The hernia sac consists of peritoneum, pre-peritoneal fat, occasionally of remnant bands from the transversalis fascia and protrudes towards the aponeurosis of internal oblique. This layer may or may not rupture but the overlying aponeurosis of external oblique is always too strong to be penetrated, so the hernia obtains a T-, or mushroom shape remaining intercalated in the loose space between the layers of the abdominal wall. Accordingly the terms interparietal or interstitial can also correctly be applied. Most often the sac contains omentum or small bowel although reports of colon, gastric, testicular, or ovarian herniation also exist (1, 5). Because the hernia neck is rigid and narrow, (less than 2 cm in diameter) Spigelian hernias are prone to irreducibility and strangulation (4) therefore they are better repaired on diagnosis (1, 6, 7).

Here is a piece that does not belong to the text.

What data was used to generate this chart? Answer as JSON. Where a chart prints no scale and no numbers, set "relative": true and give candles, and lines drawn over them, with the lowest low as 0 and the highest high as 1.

The true incidence of Spigelian hernias remains unknown. Approximately 1000 cases were reported until 1992 (8). Nowadays they are often incidentally discovered during laparoscopy performed for different reasons (9). Still they comprise approximately 2% of the total abdominal walls hernias (9). They can be met on both sides and present a slight preponderance for female sex (4). Clinical diagnosis remains difficult unless the suspicion is high. They usually present as an intermittent ill defined mass laterally to rectus abdominis (3,6) and remain asymptomatic unless complications develop. Frequently they are combined with pain or numbness of the overlying area (3, 6). Differential diagnosis includes rectus sheath hematoma, abdominal wall abscess, as well as fibroma, lipoma, sarcoma, hemangioma or seroma. U/S or CT imaging contributes substantially in setting the diagnosis and both can depict the hernia orifice in Spigelian aponeurosis with the same sensitivity (6, 10).

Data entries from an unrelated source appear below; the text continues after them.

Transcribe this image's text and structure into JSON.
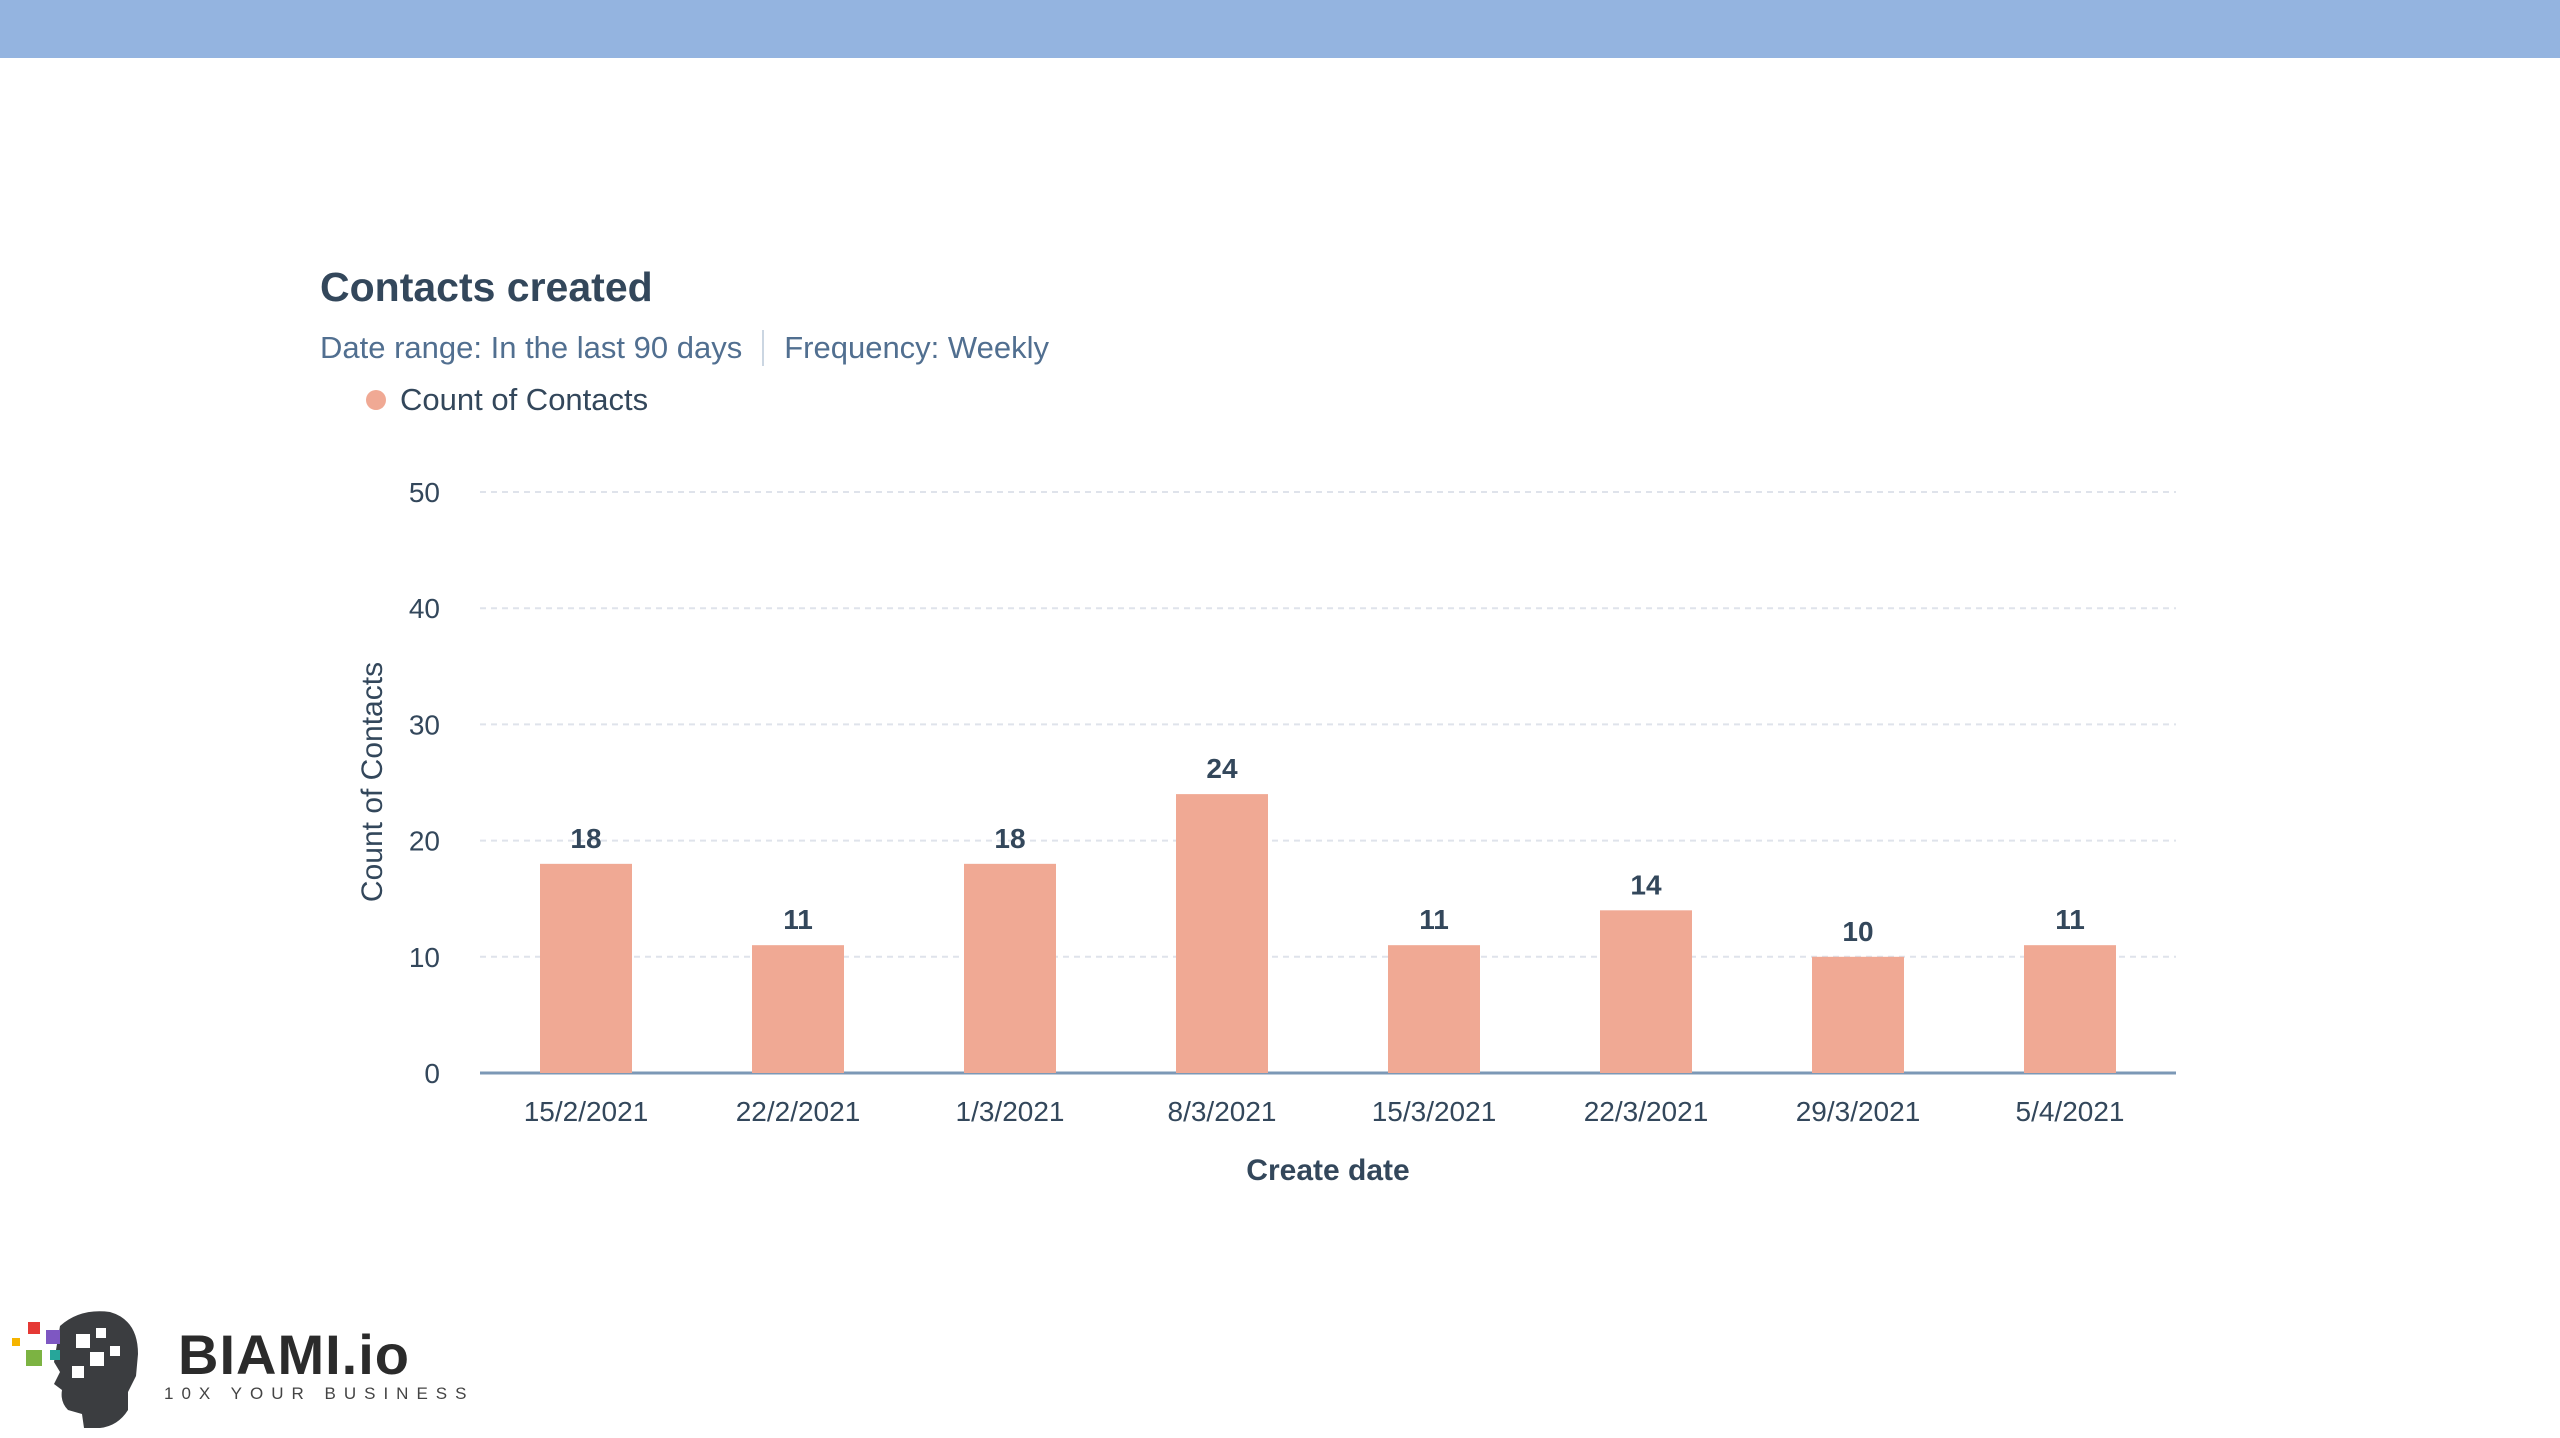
{
  "chart_data": {
    "type": "bar",
    "title": "Contacts created",
    "subtitle_date_range": "Date range: In the last 90 days",
    "subtitle_frequency": "Frequency: Weekly",
    "xlabel": "Create date",
    "ylabel": "Count of Contacts",
    "categories": [
      "15/2/2021",
      "22/2/2021",
      "1/3/2021",
      "8/3/2021",
      "15/3/2021",
      "22/3/2021",
      "29/3/2021",
      "5/4/2021"
    ],
    "series": [
      {
        "name": "Count of Contacts",
        "values": [
          18,
          11,
          18,
          24,
          11,
          14,
          10,
          11
        ],
        "color": "#f0a994"
      }
    ],
    "ylim": [
      0,
      50
    ],
    "yticks": [
      0,
      10,
      20,
      30,
      40,
      50
    ],
    "grid": true,
    "legend_position": "top-left",
    "data_labels": true
  },
  "colors": {
    "top_band": "#94b4e0",
    "title": "#33475b",
    "subtitle": "#516f90",
    "bar": "#f0a994",
    "grid": "#dfe3eb",
    "axis": "#7c98b6"
  },
  "branding": {
    "logo_icon": "biami-head-icon",
    "name": "BIAMI.io",
    "tagline": "10X YOUR BUSINESS"
  }
}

Because of the high risk of complications early surgical repair is indicated. This can be either open or laparoscopic with none being superior to the other. However the laparoscopic approach seems to be followed by less morbidity and shorter hospitalization (3, 5, 6, and 7). On the other hand complicated hernias are better dealt with open surgery. As far as reconstruction is concerned, simple suture closure of the defect is adequate in most cases; but when the aponeurosis has multiple defects or is weak, or when the orifice is large the use of prosthetic material seems justified(11, 12).

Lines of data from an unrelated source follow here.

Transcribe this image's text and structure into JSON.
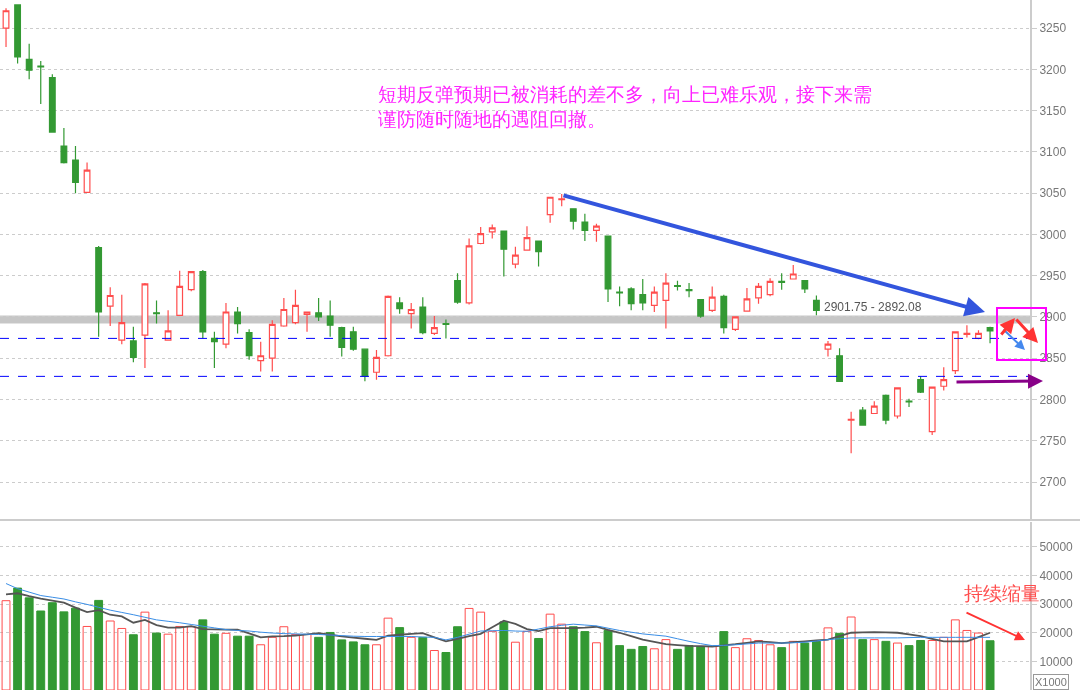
{
  "chart_data": [
    {
      "type": "candlestick",
      "categories": [
        null,
        null,
        null,
        null,
        null,
        null,
        null,
        null,
        null,
        null,
        null,
        null,
        null,
        null,
        null,
        null,
        null,
        null,
        null,
        null,
        null,
        null,
        null,
        null,
        null,
        null,
        null,
        null,
        null,
        null,
        null,
        null,
        null,
        null,
        null,
        null,
        null,
        null,
        null,
        null,
        null,
        null,
        null,
        null,
        null,
        null,
        null,
        null,
        null,
        null,
        null,
        null,
        null,
        null,
        null,
        null,
        null,
        null,
        null,
        null,
        null,
        null,
        null,
        null,
        null,
        null,
        null,
        null,
        null,
        null,
        null,
        null,
        null,
        null,
        null,
        null,
        null,
        null,
        null,
        null,
        null,
        null,
        null,
        null,
        null,
        null
      ],
      "ohlc": [
        [
          3250,
          3274,
          3227,
          3271
        ],
        [
          3278,
          3279,
          3207,
          3215
        ],
        [
          3212,
          3231,
          3188,
          3199
        ],
        [
          3204,
          3210,
          3158,
          3203
        ],
        [
          3190,
          3194,
          3124,
          3124
        ],
        [
          3107,
          3129,
          3086,
          3087
        ],
        [
          3090,
          3107,
          3050,
          3063
        ],
        [
          3051,
          3087,
          3051,
          3078
        ],
        [
          2984,
          2986,
          2876,
          2906
        ],
        [
          2913,
          2936,
          2889,
          2926
        ],
        [
          2872,
          2927,
          2867,
          2893
        ],
        [
          2871,
          2888,
          2845,
          2851
        ],
        [
          2878,
          2941,
          2838,
          2940
        ],
        [
          2905,
          2920,
          2892,
          2904
        ],
        [
          2872,
          2908,
          2872,
          2883
        ],
        [
          2902,
          2956,
          2902,
          2937
        ],
        [
          2933,
          2955,
          2931,
          2955
        ],
        [
          2955,
          2957,
          2874,
          2882
        ],
        [
          2874,
          2882,
          2838,
          2870
        ],
        [
          2867,
          2917,
          2862,
          2906
        ],
        [
          2906,
          2912,
          2880,
          2892
        ],
        [
          2881,
          2885,
          2848,
          2853
        ],
        [
          2847,
          2870,
          2834,
          2853
        ],
        [
          2850,
          2896,
          2834,
          2891
        ],
        [
          2889,
          2923,
          2888,
          2909
        ],
        [
          2893,
          2933,
          2891,
          2914
        ],
        [
          2903,
          2906,
          2882,
          2906
        ],
        [
          2905,
          2923,
          2895,
          2900
        ],
        [
          2901,
          2920,
          2876,
          2890
        ],
        [
          2887,
          2888,
          2852,
          2863
        ],
        [
          2882,
          2888,
          2859,
          2861
        ],
        [
          2861,
          2861,
          2822,
          2828
        ],
        [
          2833,
          2860,
          2824,
          2851
        ],
        [
          2853,
          2926,
          2852,
          2925
        ],
        [
          2917,
          2924,
          2904,
          2910
        ],
        [
          2904,
          2917,
          2886,
          2909
        ],
        [
          2912,
          2924,
          2879,
          2881
        ],
        [
          2880,
          2901,
          2878,
          2887
        ],
        [
          2892,
          2897,
          2874,
          2891
        ],
        [
          2944,
          2953,
          2916,
          2918
        ],
        [
          2917,
          2995,
          2915,
          2986
        ],
        [
          2989,
          3009,
          2988,
          3001
        ],
        [
          3003,
          3012,
          2995,
          3008
        ],
        [
          3004,
          3004,
          2949,
          2982
        ],
        [
          2964,
          2985,
          2959,
          2975
        ],
        [
          2981,
          3010,
          2981,
          2996
        ],
        [
          2992,
          2992,
          2961,
          2979
        ],
        [
          3024,
          3045,
          3014,
          3045
        ],
        [
          3042,
          3049,
          3034,
          3043
        ],
        [
          3031,
          3031,
          3006,
          3016
        ],
        [
          3015,
          3025,
          2992,
          3005
        ],
        [
          3005,
          3013,
          2991,
          3010
        ],
        [
          2998,
          2998,
          2918,
          2934
        ],
        [
          2930,
          2937,
          2913,
          2929
        ],
        [
          2934,
          2936,
          2908,
          2916
        ],
        [
          2927,
          2946,
          2908,
          2917
        ],
        [
          2914,
          2937,
          2906,
          2930
        ],
        [
          2920,
          2953,
          2886,
          2941
        ],
        [
          2938,
          2944,
          2932,
          2937
        ],
        [
          2933,
          2941,
          2924,
          2932
        ],
        [
          2921,
          2921,
          2899,
          2901
        ],
        [
          2908,
          2937,
          2906,
          2924
        ],
        [
          2925,
          2927,
          2880,
          2887
        ],
        [
          2885,
          2900,
          2883,
          2900
        ],
        [
          2907,
          2935,
          2907,
          2922
        ],
        [
          2923,
          2941,
          2916,
          2937
        ],
        [
          2927,
          2947,
          2925,
          2943
        ],
        [
          2943,
          2953,
          2933,
          2942
        ],
        [
          2946,
          2963,
          2946,
          2952
        ],
        [
          2944,
          2944,
          2929,
          2934
        ],
        [
          2920,
          2926,
          2902,
          2908
        ],
        [
          2861,
          2871,
          2852,
          2867
        ],
        [
          2853,
          2862,
          2822,
          2822
        ],
        [
          2775,
          2785,
          2735,
          2776
        ],
        [
          2787,
          2791,
          2769,
          2769
        ],
        [
          2783,
          2798,
          2783,
          2792
        ],
        [
          2805,
          2806,
          2770,
          2775
        ],
        [
          2780,
          2814,
          2777,
          2814
        ],
        [
          2798,
          2801,
          2791,
          2797
        ],
        [
          2824,
          2828,
          2808,
          2809
        ],
        [
          2761,
          2815,
          2757,
          2815
        ],
        [
          2816,
          2839,
          2811,
          2824
        ],
        [
          2835,
          2882,
          2831,
          2882
        ],
        [
          2879,
          2890,
          2875,
          2880
        ],
        [
          2874,
          2884,
          2873,
          2880
        ],
        [
          2887,
          2888,
          2868,
          2883
        ]
      ],
      "colors": [
        "#ff4d4d",
        "#339933",
        "#339933",
        "#339933",
        "#339933",
        "#339933",
        "#339933",
        "#ff4d4d",
        "#339933",
        "#ff4d4d",
        "#ff4d4d",
        "#339933",
        "#ff4d4d",
        "#339933",
        "#ff4d4d",
        "#ff4d4d",
        "#ff4d4d",
        "#339933",
        "#339933",
        "#ff4d4d",
        "#339933",
        "#339933",
        "#ff4d4d",
        "#ff4d4d",
        "#ff4d4d",
        "#ff4d4d",
        "#ff4d4d",
        "#339933",
        "#339933",
        "#339933",
        "#339933",
        "#339933",
        "#ff4d4d",
        "#ff4d4d",
        "#339933",
        "#ff4d4d",
        "#339933",
        "#ff4d4d",
        "#339933",
        "#339933",
        "#ff4d4d",
        "#ff4d4d",
        "#ff4d4d",
        "#339933",
        "#ff4d4d",
        "#ff4d4d",
        "#339933",
        "#ff4d4d",
        "#ff4d4d",
        "#339933",
        "#339933",
        "#ff4d4d",
        "#339933",
        "#339933",
        "#339933",
        "#339933",
        "#ff4d4d",
        "#ff4d4d",
        "#339933",
        "#339933",
        "#339933",
        "#ff4d4d",
        "#339933",
        "#ff4d4d",
        "#ff4d4d",
        "#ff4d4d",
        "#ff4d4d",
        "#339933",
        "#ff4d4d",
        "#339933",
        "#339933",
        "#ff4d4d",
        "#339933",
        "#ff4d4d",
        "#339933",
        "#ff4d4d",
        "#339933",
        "#ff4d4d",
        "#339933",
        "#339933",
        "#ff4d4d",
        "#ff4d4d",
        "#ff4d4d",
        "#ff4d4d",
        "#ff4d4d",
        "#339933"
      ],
      "ylim": [
        2654,
        3284
      ],
      "yticks": [
        2700,
        2750,
        2800,
        2850,
        2900,
        2950,
        3000,
        3050,
        3100,
        3150,
        3200,
        3250
      ],
      "grid": "y",
      "tick_labels": "y",
      "ref_lines": [
        {
          "axis": "y",
          "value": 2874,
          "color": "#0000ff",
          "line_style": "dashed"
        },
        {
          "axis": "y",
          "value": 2828,
          "color": "#0000ff",
          "line_style": "dashed"
        }
      ],
      "bands": [
        {
          "axis": "y",
          "from": 2892.08,
          "to": 2901.75,
          "label": "2901.75 - 2892.08",
          "color": "#808080"
        }
      ],
      "annotations": [
        "短期反弹预期已被消耗的差不多，向上已难乐观，接下来需谨防随时随地的遇阻回撤。"
      ]
    },
    {
      "type": "bar",
      "categories": [
        null,
        null,
        null,
        null,
        null,
        null,
        null,
        null,
        null,
        null,
        null,
        null,
        null,
        null,
        null,
        null,
        null,
        null,
        null,
        null,
        null,
        null,
        null,
        null,
        null,
        null,
        null,
        null,
        null,
        null,
        null,
        null,
        null,
        null,
        null,
        null,
        null,
        null,
        null,
        null,
        null,
        null,
        null,
        null,
        null,
        null,
        null,
        null,
        null,
        null,
        null,
        null,
        null,
        null,
        null,
        null,
        null,
        null,
        null,
        null,
        null,
        null,
        null,
        null,
        null,
        null,
        null,
        null,
        null,
        null,
        null,
        null,
        null,
        null,
        null,
        null,
        null,
        null,
        null,
        null,
        null,
        null,
        null,
        null,
        null,
        null
      ],
      "series": [
        {
          "type": "bar",
          "colors": [
            "#ff4d4d",
            "#339933",
            "#339933",
            "#339933",
            "#339933",
            "#339933",
            "#339933",
            "#ff4d4d",
            "#339933",
            "#ff4d4d",
            "#ff4d4d",
            "#339933",
            "#ff4d4d",
            "#339933",
            "#ff4d4d",
            "#ff4d4d",
            "#ff4d4d",
            "#339933",
            "#339933",
            "#ff4d4d",
            "#339933",
            "#339933",
            "#ff4d4d",
            "#ff4d4d",
            "#ff4d4d",
            "#ff4d4d",
            "#ff4d4d",
            "#339933",
            "#339933",
            "#339933",
            "#339933",
            "#339933",
            "#ff4d4d",
            "#ff4d4d",
            "#339933",
            "#ff4d4d",
            "#339933",
            "#ff4d4d",
            "#339933",
            "#339933",
            "#ff4d4d",
            "#ff4d4d",
            "#ff4d4d",
            "#339933",
            "#ff4d4d",
            "#ff4d4d",
            "#339933",
            "#ff4d4d",
            "#ff4d4d",
            "#339933",
            "#339933",
            "#ff4d4d",
            "#339933",
            "#339933",
            "#339933",
            "#339933",
            "#ff4d4d",
            "#ff4d4d",
            "#339933",
            "#339933",
            "#339933",
            "#ff4d4d",
            "#339933",
            "#ff4d4d",
            "#ff4d4d",
            "#ff4d4d",
            "#ff4d4d",
            "#339933",
            "#ff4d4d",
            "#339933",
            "#339933",
            "#ff4d4d",
            "#339933",
            "#ff4d4d",
            "#339933",
            "#ff4d4d",
            "#339933",
            "#ff4d4d",
            "#339933",
            "#339933",
            "#ff4d4d",
            "#ff4d4d",
            "#ff4d4d",
            "#ff4d4d",
            "#ff4d4d",
            "#339933"
          ],
          "values": [
            31200,
            35600,
            32200,
            27600,
            30500,
            27300,
            28600,
            22200,
            31300,
            24100,
            21500,
            19300,
            27200,
            19900,
            19500,
            22200,
            22100,
            24500,
            19500,
            19800,
            18800,
            18800,
            15800,
            18400,
            22100,
            19400,
            19400,
            18400,
            20100,
            17500,
            16800,
            15800,
            15800,
            25100,
            21800,
            18400,
            18400,
            13800,
            13100,
            22100,
            28500,
            27200,
            20500,
            23800,
            16700,
            20500,
            18000,
            26500,
            23000,
            22100,
            20400,
            16500,
            20800,
            15500,
            14200,
            15200,
            14400,
            17600,
            14200,
            15500,
            15200,
            15200,
            20400,
            14800,
            17900,
            17300,
            15800,
            14800,
            17000,
            16400,
            17000,
            21700,
            19800,
            25500,
            17600,
            17600,
            17000,
            16400,
            15500,
            17300,
            17300,
            18400,
            24500,
            20800,
            19900,
            17200
          ]
        },
        {
          "type": "line",
          "color": "#555555",
          "values": [
            33400,
            33800,
            32800,
            31900,
            31200,
            30500,
            28800,
            27200,
            27900,
            26300,
            25700,
            23500,
            24500,
            22700,
            21800,
            21800,
            22300,
            21300,
            21200,
            21100,
            21100,
            19800,
            18400,
            18700,
            18800,
            19000,
            19400,
            19900,
            19300,
            18700,
            18300,
            17900,
            17500,
            19000,
            19300,
            19600,
            19900,
            18400,
            17000,
            17900,
            18800,
            19600,
            21900,
            24200,
            23100,
            21300,
            20600,
            21600,
            21600,
            21600,
            21800,
            22100,
            21000,
            20000,
            18800,
            17600,
            16800,
            16000,
            15700,
            15400,
            15300,
            15200,
            15600,
            16000,
            16500,
            17000,
            16700,
            16400,
            16700,
            17000,
            17300,
            17600,
            18800,
            20000,
            20100,
            20200,
            20100,
            20000,
            19400,
            18800,
            17900,
            17000,
            17000,
            17000,
            18500,
            20000
          ]
        },
        {
          "type": "line",
          "color": "#3a8ee6",
          "values": [
            37200,
            35400,
            34200,
            33000,
            32400,
            31800,
            30800,
            29900,
            28900,
            27900,
            27100,
            26300,
            25400,
            24500,
            24000,
            23500,
            22900,
            22300,
            21700,
            21100,
            20800,
            20600,
            20200,
            19900,
            19700,
            19600,
            19500,
            19400,
            19200,
            19000,
            18800,
            18700,
            18700,
            18700,
            18700,
            18700,
            18500,
            18400,
            17500,
            18400,
            19500,
            20600,
            20700,
            20800,
            20600,
            20500,
            21300,
            22100,
            22600,
            23000,
            22700,
            22400,
            21600,
            20800,
            20200,
            19600,
            19200,
            18800,
            17900,
            17000,
            16200,
            15500,
            15600,
            15800,
            16100,
            16400,
            16400,
            16400,
            16500,
            16700,
            17100,
            17600,
            17900,
            18200,
            18200,
            18200,
            18200,
            18200,
            18300,
            18400,
            18400,
            18400,
            18400,
            18400,
            18400,
            18400
          ]
        }
      ],
      "ylim": [
        0,
        58700
      ],
      "yticks": [
        10000,
        20000,
        30000,
        40000,
        50000
      ],
      "grid": "y",
      "tick_labels": "y",
      "annotations": [
        "持续缩量",
        "X1000"
      ]
    }
  ]
}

Perforation of a herniating small bowel due to a chicken bone is infrequent in literature and we could only retrieve two cases from literature (13, 14). The setting may be underreported with most cases being considered preoperatively as strangulated hernias. Chicken bones are hardly visible in simple X-ray films and as our case implies may be missed even by CT. Because of the combined difficulty in diagnosing clinically a Spigelian hernia and in depicting correctly the reason of perforation we believe that our case is highly unusual and we report it as such.